- Born: October 28, 1926 District of Columbia, U.S.
- Died: May 14, 2024 (aged 97)
- Education: CUA, BAE. 1949; UVA, M.Aero.E.. 1957.
- Occupation: NASA engineer

= Norman L. Crabill =

NASA engineer (1926–2024)

Norman L. Crabill (October 28, 1926 – May 14, 2024) was an American NASA engineer. An employee of NASA since its creation in 1958, Crabill was originally employed by its predecessor National Advisory Committee for Aeronautics, or NACA. Over the course of his nearly 40-year career, he was recognized for numerous achievements. Crabill has written 43 publications. He was inducted into the Virginia Aviation Hall of Fame in 2003.

== Education and career ==
Crabill earned a Bachelor of Aeronautical Engineering Degree from The Catholic University of America in 1949 and a Master of Aeronautical Engineering Degree from the University of Virginia in 1957. He started his professional career with NACA in 1949 at Langley Memorial Aeronautical Laboratory working in the Pilotless Aircraft Research Division, or PARD, for the National Advisory Committee for Aeronautics, or NACA. He continued to work at the Langley Research Center when NACA became the National Aeronautics and Space Administration.

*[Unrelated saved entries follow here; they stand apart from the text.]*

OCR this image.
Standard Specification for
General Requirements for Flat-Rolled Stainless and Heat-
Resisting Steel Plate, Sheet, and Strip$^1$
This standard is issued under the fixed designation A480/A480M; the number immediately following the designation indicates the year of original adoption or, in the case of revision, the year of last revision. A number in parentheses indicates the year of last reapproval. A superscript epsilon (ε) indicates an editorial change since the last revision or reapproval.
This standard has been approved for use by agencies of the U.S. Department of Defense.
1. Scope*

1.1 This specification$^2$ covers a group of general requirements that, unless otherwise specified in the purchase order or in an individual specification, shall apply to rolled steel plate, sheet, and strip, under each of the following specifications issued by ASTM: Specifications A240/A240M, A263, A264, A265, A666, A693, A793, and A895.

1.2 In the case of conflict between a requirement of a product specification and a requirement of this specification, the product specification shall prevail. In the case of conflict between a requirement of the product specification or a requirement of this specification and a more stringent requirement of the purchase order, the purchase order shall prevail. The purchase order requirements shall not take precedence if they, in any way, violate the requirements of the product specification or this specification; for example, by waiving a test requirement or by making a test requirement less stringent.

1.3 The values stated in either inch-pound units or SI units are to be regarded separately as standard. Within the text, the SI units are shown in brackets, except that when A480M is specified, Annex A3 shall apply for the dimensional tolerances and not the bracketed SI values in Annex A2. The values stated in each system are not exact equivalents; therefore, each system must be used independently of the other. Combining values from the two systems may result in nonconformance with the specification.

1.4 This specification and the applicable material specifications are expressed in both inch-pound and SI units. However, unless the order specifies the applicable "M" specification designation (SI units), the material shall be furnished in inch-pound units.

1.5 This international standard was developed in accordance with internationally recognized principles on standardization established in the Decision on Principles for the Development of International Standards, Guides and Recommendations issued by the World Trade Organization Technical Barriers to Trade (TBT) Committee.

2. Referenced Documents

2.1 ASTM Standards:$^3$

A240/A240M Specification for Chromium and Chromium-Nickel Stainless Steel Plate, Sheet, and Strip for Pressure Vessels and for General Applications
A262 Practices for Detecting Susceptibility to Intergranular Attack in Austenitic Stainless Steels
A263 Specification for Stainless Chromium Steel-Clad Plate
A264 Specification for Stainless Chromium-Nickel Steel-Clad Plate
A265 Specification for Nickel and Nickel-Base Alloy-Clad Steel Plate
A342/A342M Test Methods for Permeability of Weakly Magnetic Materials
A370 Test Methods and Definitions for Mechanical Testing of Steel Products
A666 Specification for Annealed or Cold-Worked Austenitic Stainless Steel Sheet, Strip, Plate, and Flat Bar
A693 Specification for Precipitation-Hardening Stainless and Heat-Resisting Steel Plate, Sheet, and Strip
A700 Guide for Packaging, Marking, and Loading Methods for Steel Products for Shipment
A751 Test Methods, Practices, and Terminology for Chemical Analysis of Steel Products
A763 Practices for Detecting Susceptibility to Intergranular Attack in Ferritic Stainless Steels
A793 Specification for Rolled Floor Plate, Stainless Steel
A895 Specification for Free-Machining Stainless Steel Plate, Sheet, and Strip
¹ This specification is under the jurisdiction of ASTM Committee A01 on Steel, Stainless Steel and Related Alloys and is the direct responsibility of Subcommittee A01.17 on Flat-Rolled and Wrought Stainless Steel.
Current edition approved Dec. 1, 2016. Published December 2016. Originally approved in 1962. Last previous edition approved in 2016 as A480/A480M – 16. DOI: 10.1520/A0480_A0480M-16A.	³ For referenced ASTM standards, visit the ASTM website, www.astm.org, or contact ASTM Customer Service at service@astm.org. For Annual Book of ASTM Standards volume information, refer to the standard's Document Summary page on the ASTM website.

He retired from NASA in 1986.

== Accomplishments ==
Crabill had a distinguished and accomplished career as a lead engineer at NASA. He performed supersonic and transonic flight tests of aircraft configurations, and the preorbital flight tests of ECHO I and II satellites using rocket test vehicles from the 1940s through the 1960s. NASA Langley developed the world’s first communication satellite, a 100-foot inflatable balloon called Echo. Acting as a passive reflector, In 1960, Echo relayed signals around of the earth, providing the first instantaneous worldwide communications. During the early Apollo landings Lunar Orbiter Program, Crabill was head of mission integration, responsible for the overall mission design. He also selected the original sites to be photographed on the Moon. After the Lunar Orbiter program, the Viking Project made history when it became the first U.S. mission to land a spacecraft safely on the surface of Mars and return images of the surface, with Crabill serving as the Mission Analysis and Design Manager. After Viking, Crabill initiated a project to use airliner flight recorder magnetic tapes to derive statistical measurements. Crabill also developed and managed the Langley Storm Hazards Program. In this program, he researched the effects of heavy precipitation, wind shear, turbulence, and lightning on aircraft, and devised standards for the prediction, detection, operating procedures, and design criteria in response to these weather incidents.

== Patents ==
Crabill holds patents for a rocket vehicle control system and an automated weather system for pilots.

== Death ==
Crabill died on May 14, 2024, at the age of 97.

== Awards and honors ==
In 2001, Crabill was honored with the Virginia Aeronautical Historical Society Judge Spain Leadership Award, and in 2008 he was inducted into Virginia Aeronautical Historical Society's Hall of Fame. In 2003, he was inducted into the Virginia Aviation Hall of Fame in 2003.

As chairman of the historical marker committee of the Virginia Aeronautical Historical Society, Crabill's historical research led to the recognition of Langley Field as Virginia's oldest continuously operating airfield, and was responsible for it gaining statewide acknowledgement on highway markers and in a ceremony.

In 2003, Crabill's company, ViGYAN, Inc. was given the 100 Award by R&D Magazine for its Pilot Weather Advisor System. Crabill invented the system.

== Bibliography ==
Crabill wrote dozens of publications. They included the following.

- Virginia Airports: A Historical Survey of Airports and Aviation from the Earliest Days. with Vera Foster Rollo, Ph.D.
- "Virginia Aviation History Project Report ", Virginia Aviation History Project.
- "The NACA Wallops Experience 1945–1950", Virginia Aviation History Project.
- "South Norfolk Airport" , Virginia Aviation History Project.
- "The NASA F53", Virginia Aviation History Project.
- "Jim Hall: From Cubs to Mosquitoes to NACA and NASA" , Virginia Aviation History Project.
- Lift, Drag, Static Stability, and Buffet Boundaries of a Model of the McDonnell F3h-1N Airplane at Mach Numbers from 0.40 to 1.27, Ted No. NACA de 351. (2013) BiblioGov.
- Pilot's Automated Weather Support System (PAWSS) Concepts Demonstration Project. Phase 1. Pilot's Weather Information Requirements and Implications for Weather Data Systems Design. (1991).